По моему лицу стекала вода и струилась за воротник комбинезона.
- Тебе порядочно досталось! - вздыхал надо мною Гут. - Зачем тебя
понесло в море, слабак! Поднимайся, мы должны исчезнуть прежде, чем придут
проверить склад!
Я ощутил вкус виски из капитанских запасов. Разбитый, подпираемый
Гутом, еле передвигаясь, я потащился к омуту. Виски было отвратительное -
конец света!
- Такие бури бывают только под тропиком Козерога, - сказал Гут, когда
мы забрались в свое убежище. - Налетят внезапно и так же быстро исчезнут.
Возможно, мы плывем в Бразилию или Аргентину. Это значит, что мы можем
пристать со дня на день.
Что означает день? Стрелки часов, слепо кружащиеся вокруг циферблата.
Мы уж давно перестали следить за ними, для нас они ничего не значили.
Я догадался, о чем думает Гут.
- Контейнер подготовим сразу же, как только немного придем в себя, -
сказал я. - Можешь пока поискать что-нибудь, чем пробить свинцовый кожух.
Возможно, будет достаточно большого гвоздя, вобьем его в кожух, как в
дерево. Лучше всего было бы, конечно, долото.
- И это все? - спросил недоверчиво Гут. - Это возможно?
- Может быть, хотя я этого никогда не делал. Все зависит от толщины
кожуха. Если найдем подходящий инструмент, то должны бы его пробить.
Я даже не заметил, когда исчез Гут. Я дремал, убегал, а "Гильдеборг"

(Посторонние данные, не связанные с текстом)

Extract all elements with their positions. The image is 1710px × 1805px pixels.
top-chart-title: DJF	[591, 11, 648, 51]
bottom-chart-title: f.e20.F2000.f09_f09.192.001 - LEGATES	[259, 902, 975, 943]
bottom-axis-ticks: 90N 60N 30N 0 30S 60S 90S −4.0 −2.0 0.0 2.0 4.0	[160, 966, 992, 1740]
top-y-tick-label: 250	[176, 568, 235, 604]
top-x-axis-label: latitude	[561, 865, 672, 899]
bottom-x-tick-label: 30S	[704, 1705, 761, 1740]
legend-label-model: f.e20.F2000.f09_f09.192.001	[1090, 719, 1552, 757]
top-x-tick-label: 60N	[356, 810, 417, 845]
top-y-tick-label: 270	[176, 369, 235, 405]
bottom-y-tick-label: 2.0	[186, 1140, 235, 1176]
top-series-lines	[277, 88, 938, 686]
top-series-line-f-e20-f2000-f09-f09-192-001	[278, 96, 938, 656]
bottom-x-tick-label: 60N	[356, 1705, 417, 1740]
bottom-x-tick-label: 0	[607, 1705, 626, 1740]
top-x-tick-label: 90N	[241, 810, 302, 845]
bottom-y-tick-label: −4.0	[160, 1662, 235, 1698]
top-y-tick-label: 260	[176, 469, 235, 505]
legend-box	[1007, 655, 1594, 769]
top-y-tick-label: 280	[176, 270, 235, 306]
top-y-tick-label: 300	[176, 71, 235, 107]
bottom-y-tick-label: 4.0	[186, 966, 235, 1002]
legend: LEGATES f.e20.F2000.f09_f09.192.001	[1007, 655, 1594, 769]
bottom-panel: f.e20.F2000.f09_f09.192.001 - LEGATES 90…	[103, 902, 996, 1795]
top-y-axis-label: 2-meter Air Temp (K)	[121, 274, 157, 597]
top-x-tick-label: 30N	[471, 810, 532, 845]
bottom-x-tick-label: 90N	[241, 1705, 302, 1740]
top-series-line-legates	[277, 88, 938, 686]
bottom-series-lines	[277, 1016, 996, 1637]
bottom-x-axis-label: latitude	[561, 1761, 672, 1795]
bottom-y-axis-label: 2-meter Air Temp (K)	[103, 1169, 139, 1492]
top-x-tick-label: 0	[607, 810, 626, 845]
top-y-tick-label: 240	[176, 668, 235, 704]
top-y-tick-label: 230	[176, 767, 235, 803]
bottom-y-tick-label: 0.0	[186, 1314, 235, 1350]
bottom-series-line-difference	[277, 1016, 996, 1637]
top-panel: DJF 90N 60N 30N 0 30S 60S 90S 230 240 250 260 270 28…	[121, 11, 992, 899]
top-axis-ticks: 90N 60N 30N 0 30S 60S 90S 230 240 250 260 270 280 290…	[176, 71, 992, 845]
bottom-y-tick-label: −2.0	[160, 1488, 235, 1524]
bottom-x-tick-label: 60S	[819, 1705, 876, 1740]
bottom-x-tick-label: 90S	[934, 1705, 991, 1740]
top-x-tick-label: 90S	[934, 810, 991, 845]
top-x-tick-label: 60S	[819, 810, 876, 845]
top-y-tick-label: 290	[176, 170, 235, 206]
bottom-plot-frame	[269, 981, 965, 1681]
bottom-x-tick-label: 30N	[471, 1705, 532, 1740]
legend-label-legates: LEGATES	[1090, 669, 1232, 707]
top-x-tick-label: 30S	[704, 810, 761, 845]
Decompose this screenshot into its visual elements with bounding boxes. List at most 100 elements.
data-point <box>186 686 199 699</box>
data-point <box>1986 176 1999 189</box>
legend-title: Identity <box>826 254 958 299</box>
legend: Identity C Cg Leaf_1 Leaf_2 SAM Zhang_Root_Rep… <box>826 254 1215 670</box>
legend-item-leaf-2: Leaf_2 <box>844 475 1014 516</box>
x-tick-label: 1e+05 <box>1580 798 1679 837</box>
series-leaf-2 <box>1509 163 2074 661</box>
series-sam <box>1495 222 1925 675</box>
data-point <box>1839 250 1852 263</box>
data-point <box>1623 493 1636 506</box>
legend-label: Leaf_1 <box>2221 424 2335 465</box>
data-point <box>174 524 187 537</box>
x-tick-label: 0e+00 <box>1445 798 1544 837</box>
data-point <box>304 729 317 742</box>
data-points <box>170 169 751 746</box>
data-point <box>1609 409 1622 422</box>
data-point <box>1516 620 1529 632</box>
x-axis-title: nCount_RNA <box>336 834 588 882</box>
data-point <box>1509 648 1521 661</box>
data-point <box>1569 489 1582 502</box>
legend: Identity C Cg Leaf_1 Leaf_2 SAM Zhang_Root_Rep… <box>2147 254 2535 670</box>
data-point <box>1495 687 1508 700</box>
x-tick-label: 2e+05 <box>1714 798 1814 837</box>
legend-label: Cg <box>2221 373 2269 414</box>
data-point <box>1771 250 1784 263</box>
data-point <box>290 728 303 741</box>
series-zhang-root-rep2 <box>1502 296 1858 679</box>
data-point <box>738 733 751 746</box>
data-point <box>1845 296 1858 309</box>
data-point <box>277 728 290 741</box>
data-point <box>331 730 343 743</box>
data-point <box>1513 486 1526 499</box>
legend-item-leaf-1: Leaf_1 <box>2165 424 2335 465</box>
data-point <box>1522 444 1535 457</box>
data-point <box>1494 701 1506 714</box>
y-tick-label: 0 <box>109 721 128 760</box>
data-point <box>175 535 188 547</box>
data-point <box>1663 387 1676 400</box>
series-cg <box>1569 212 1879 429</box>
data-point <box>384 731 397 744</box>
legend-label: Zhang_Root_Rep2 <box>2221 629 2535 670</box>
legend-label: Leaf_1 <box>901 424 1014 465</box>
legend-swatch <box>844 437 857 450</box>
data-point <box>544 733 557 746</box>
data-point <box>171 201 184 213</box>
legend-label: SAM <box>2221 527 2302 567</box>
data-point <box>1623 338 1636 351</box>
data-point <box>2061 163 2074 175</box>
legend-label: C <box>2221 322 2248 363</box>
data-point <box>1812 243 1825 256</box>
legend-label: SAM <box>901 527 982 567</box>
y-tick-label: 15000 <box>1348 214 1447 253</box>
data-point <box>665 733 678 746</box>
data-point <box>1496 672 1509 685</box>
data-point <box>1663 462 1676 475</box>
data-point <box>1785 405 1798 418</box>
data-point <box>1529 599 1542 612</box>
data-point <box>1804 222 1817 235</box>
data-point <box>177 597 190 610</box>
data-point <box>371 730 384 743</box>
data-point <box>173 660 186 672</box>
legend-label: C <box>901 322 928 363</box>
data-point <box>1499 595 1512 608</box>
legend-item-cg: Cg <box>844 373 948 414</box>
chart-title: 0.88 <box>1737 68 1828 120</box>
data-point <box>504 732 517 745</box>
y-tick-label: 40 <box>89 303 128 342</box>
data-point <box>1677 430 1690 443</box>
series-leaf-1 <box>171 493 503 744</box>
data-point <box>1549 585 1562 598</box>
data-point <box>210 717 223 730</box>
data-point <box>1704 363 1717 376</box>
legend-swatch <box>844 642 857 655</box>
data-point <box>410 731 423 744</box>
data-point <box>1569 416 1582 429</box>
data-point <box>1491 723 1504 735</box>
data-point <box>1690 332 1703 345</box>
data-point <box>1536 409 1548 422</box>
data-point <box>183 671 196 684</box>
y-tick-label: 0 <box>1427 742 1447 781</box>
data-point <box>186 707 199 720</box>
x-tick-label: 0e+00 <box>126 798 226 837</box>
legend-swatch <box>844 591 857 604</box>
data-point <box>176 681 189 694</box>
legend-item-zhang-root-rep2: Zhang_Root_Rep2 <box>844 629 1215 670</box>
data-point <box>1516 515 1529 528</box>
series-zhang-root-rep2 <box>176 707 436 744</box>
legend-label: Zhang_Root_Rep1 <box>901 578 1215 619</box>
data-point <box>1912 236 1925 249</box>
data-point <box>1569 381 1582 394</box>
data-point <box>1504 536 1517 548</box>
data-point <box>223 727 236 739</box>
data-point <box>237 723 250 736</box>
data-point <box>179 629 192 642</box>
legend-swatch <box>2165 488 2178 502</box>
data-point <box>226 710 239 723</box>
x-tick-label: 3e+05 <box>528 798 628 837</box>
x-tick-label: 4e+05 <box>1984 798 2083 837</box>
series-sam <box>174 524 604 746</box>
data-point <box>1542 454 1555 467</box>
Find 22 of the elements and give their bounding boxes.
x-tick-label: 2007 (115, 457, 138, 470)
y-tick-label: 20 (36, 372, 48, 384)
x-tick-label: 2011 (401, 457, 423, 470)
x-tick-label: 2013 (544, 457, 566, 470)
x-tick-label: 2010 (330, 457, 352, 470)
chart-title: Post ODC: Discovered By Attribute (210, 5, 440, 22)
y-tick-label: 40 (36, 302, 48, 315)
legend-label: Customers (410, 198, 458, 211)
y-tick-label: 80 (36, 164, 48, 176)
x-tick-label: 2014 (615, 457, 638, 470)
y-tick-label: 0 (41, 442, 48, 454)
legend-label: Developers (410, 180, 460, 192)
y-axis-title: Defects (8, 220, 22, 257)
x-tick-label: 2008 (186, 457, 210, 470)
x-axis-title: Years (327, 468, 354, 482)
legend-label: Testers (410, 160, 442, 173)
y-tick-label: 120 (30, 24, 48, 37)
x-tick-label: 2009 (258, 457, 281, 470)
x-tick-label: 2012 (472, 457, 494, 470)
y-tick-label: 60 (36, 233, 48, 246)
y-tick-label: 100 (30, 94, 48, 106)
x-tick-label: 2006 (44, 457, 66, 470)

все плыла на самой высокой скорости. Тряслась и раскачивалась. Я пытался
представить себе солнце. Не получалось. Оно угасло. Только тьма, бесконечная
тьма, канун сотворения мира. Но возможно, что это обман. Несовершенство
чувств и глаз. Ведь вещество в контейнерах испускает лучи, хотя мы и не
видим их сияния.
Окрашенные черной и желтой краской свинцовые контейнеры с белой,
неопределенно предостерегающей надписью: "РАДИОАКТИВНЫЙ МАТЕРИАЛ". Ничего
более. Ни формулы, ни фирмы-изготовителя или адреса получателя. Только
желто-черный полосатый контейнер. Невидимые лучи, которые мы должны
освободить.
Аварийные огни тускло освещали тщательно выровненные и закрепленные
ряды контейнеров. Мы лежали на стальном полу вне пределов досягаемости огней
и ждали. Долго, терпеливо, не покажется ли со стороны труднообозримого
пространства патруль. А пока я приблизительно определял количество вещества
и вес контейнеров. Само по себе содержимое не могло быть тяжелым. Я
предполагал, что там килограммов сорок. Однако меня беспокоила свинцовая
оболочка. Какой толщины ее стенки? Не обработан ли свинец еще каким-либо
способом? Нет ли внутри другого стального кожуха? Этого я не знал.
После долгого ожидания мы отважились встать. Осторожно начали
осматривать контейнеры. Крышки были герметически закрыты. По-видимому, они
открываются специальным ключом. Я ткнул наконечником сломанного напильника,
который нашел Гут, в кожух. Краска отвалилась, и остался серебристый след.
Нормальный свинец, мягкий и податливый. Я попытался углубить царапину. Это
удалось. Гут вопросительно смотрел на меня. Я кивнул,
- Обломок напильника вобьем наконечником внутрь.
Но что, если наконечник лопнет? Какой толщины может быть кожух? Десять
миллиметров, двадцать или больше? Гут заметил мою нерешительность.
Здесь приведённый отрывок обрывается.